The Trouble With Affiliates
Briefly

The Trouble With Affiliates
"In the end, Disney did the right thing. Monday's decision to give Jimmy Kimmel his talk show back, less than a week after putting it on ice in the wake of government threats, was a rare bright spot in a year that has seen one major corporation or institution after another surrender to demands from the Trump White House and its acolytes."
"But while Kimmel is once again telling jokes on ABC, not everyone in America has been able to see his show when it airs on TV because of a boycott from two of the network's major affiliate groups, Nexstar and Sinclair.

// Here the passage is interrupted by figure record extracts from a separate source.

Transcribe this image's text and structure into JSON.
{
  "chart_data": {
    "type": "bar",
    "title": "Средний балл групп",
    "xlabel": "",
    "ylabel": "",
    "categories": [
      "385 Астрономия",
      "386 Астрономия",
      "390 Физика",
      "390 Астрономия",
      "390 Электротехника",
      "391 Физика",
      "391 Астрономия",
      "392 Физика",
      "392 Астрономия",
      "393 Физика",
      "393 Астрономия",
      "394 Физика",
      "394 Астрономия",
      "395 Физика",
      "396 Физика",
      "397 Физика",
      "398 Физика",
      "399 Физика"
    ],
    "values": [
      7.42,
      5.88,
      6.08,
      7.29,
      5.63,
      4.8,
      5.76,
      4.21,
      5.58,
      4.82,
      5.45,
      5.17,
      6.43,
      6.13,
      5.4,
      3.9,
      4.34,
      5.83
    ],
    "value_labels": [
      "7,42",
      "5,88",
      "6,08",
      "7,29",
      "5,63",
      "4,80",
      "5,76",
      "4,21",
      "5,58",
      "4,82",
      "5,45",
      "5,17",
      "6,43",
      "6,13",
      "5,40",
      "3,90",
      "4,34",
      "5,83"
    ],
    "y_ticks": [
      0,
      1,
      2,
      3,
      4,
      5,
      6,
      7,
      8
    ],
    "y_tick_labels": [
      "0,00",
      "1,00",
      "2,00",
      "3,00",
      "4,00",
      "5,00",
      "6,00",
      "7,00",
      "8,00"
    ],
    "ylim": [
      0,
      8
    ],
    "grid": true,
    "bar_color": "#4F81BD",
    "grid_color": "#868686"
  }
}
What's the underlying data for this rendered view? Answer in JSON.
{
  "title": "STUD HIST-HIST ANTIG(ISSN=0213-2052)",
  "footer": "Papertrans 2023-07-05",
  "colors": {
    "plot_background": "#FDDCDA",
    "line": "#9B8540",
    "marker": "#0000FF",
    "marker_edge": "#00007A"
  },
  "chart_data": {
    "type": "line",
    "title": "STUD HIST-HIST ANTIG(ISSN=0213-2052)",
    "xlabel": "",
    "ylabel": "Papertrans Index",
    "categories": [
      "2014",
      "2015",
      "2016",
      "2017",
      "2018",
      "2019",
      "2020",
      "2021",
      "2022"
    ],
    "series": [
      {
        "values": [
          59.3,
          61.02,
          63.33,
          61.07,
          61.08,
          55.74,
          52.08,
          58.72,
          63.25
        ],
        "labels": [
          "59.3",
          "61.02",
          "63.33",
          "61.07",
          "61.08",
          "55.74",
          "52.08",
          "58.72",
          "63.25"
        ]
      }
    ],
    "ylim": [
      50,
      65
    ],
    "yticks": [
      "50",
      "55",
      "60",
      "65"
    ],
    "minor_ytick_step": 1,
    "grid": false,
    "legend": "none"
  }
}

While Sinclair will return Kimmel's show to its stations tonight, Sinclair announced, and there's a good chance Nexstar will at some point, maybe even relatively soon, the whole dispute has underscored something that's been evident for years now: The relationship between the broadcast networks and their affiliates is due for a major restructuring."
"Much has changed in the TV world this century, but at its core, the way the Big Four (ABC, CBS, NBC, and Fox) get their programming to local American communities has remained pretty static for decades. Rather than directly deliver shows and events to viewers via a national feed, networks beam their programming to hundreds of TV stations throughout the country, which in turn send it out to local communities by transmitting it over public airwaves or by licensing it to cable companies to pipe it into your house. Even if you watch one of the networks digitally via something like YouTube TV, you're not getting your shows directly from the network: You're watching a version of your local affiliate station's feed."
Disney reinstated Jimmy Kimmel's show after temporarily pulling it following government threats, but many viewers still missed the program because major affiliates Nexstar and Sinclair boycotted it. Sinclair announced it will return the show to its stations, and Nexstar may follow, exposing deeper tensions between networks and affiliates. The Big Four networks still distribute programming by sending feeds to hundreds of local stations rather than broadcasting a single national feed. Local affiliates transmit over public airwaves or license signals to cable providers, and affiliates have long paid networks substantial sums for broadcast rights, driving the current economic friction.